Best Practices for Correcting Tax Return Errors
Using a qualified amended return can avoid accuracy-related penalties
A practitioner notes an error on a client’s previously filed tax return. Circular 230 §10.31 states that the practitioner
…must advise the client promptly of the fact of such noncompliance, error, or omission. The practitioner must advise the client of the consequences as provided under the Code and regulations of such noncompliance, error, or omission.
The client, not the practitioner, must decide whether to correct the error:
It is inappropriate to prepare an amended return, send it to the client, and let them decide what to do with it. Our ethical obligation is to provide advice.
The advice provided to the client should be documented in the client's file. Tom’s Tax Toolbox has a new template available for this documentation.
The practitioner must decide whether to engage a client who will not address tax return errors; there may be risks in future engagements.
Errors that Generate a Refund
An amended return with a refund must be filed within the refund statute of limitations in order for the amount to be refunded. Learn more about the refund statute of limitations in this article.
Errors that Generate a Balance Due
An amended return with an increase in tax must be filed within the assessment statute of limitations; otherwise, the IRS is barred from processing it. Learn more about the assessment statute of limitations in this article.
If the client decides to correct the error, they can submit a qualified amended return and avoid §6662 accuracy-related penalties on the additional tax, provided that the amount is not related to a fraudulent position on the original return.
Under Treas. Reg. §1.6664-2(c)(3), a qualified amended return is an amended return filed after the due date of the return (including extensions) and before the earliest of the following events:
The date the taxpayer is first contacted by the IRS concerning any examination (including a criminal investigation) with respect to the return,
The date any taxpayer is first contacted by the IRS concerning an examination of that taxpayer for claiming an abusive tax shelter benefit,
The date a pass-through entity is first contacted by the IRS in connection with an examination of the return to which the pass-through item relates,
The date on which the IRS serves a §7609(f) John Doe summons relating to the tax liability of a person, group, or class that includes the taxpayer with respect to an activity for which the taxpayer claimed any tax benefit on the return, and
The date on which the IRS announces guidance published in the Internal Revenue Bulletin a settlement initiative to compromise or waive penalties, in whole or in part, with respect to a listed transaction if the taxpayer who participated in the listed transaction and for the taxable year(s) in which the taxpayer claimed any direct or indirect tax benefits from the listed transaction.

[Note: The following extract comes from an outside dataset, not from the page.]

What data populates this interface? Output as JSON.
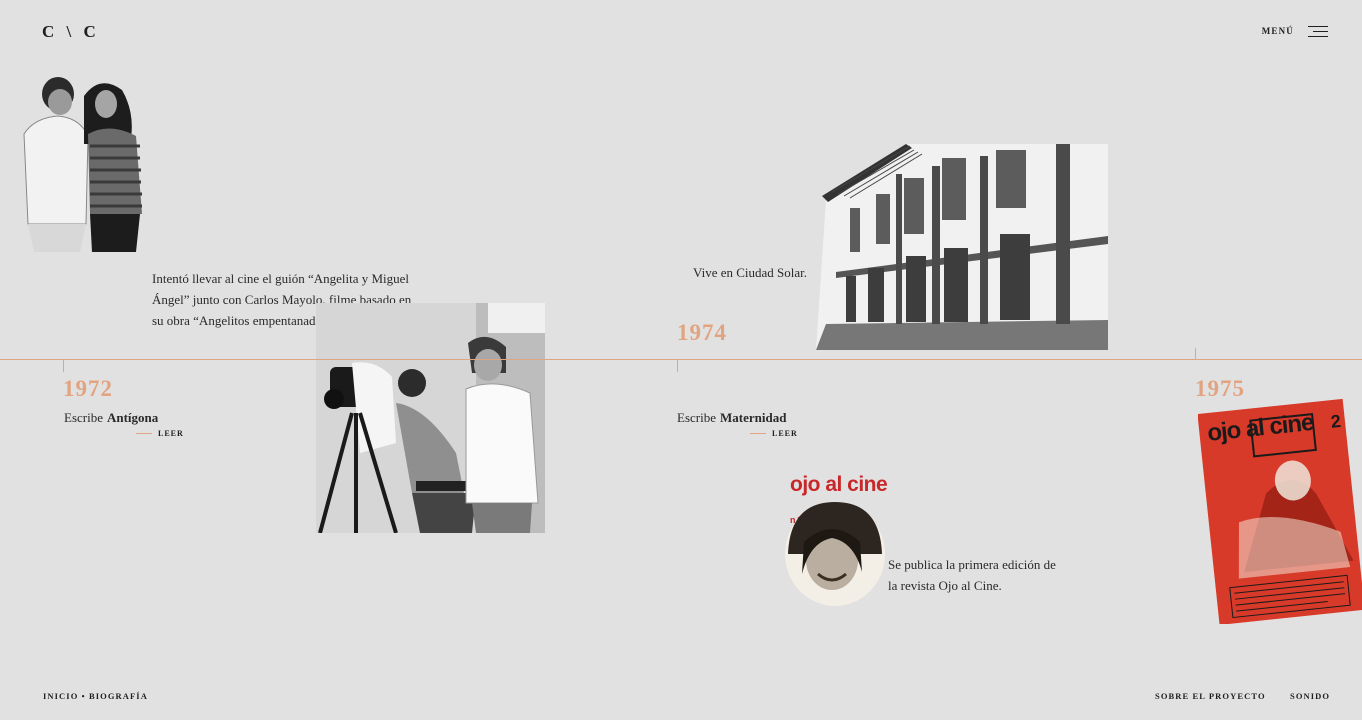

In most circumstances, a qualified amended return is one filed prior to the date that the IRS contacts a taxpayer regarding an examination of that tax year.
A return filed on or before the due date of the return (unextended or extended) is not a qualified amended return but instead is a superseding return. I wrote about superseding returns in this article..
Qualified Amended Return Example
A client’s 2023 tax return has an erroneous $25,000 Schedule C deduction that created a $22,000 loss. It is not a trade or business activity, so the $3,000 of income should be reported as other income on Form 1040, and no deductions are allowed. Assume that the taxpayer is in the 24% tax bracket.
If the taxpayer uses a qualified amended return to proactively fix the tax return issue, and the taxpayer files and pays the balance due on May 1, 2025, then the correction costs the client $6,500: $6,000 in additional tax, $500 in interest on the additional tax, and no §6662 accuracy-related penalties.
If the IRS finds the error in a correspondence examination and makes the assessment on May 1, 2026, then the changes will total $8,165:
$6,000 in additional tax,
$965 in interest on the additional tax, and
$1,200 in §6662(b)(2) accuracy-related penalties.
Interest will continue to accrue on the tax balance until the taxpayer pays the additional tax or posts a §6603 deposit.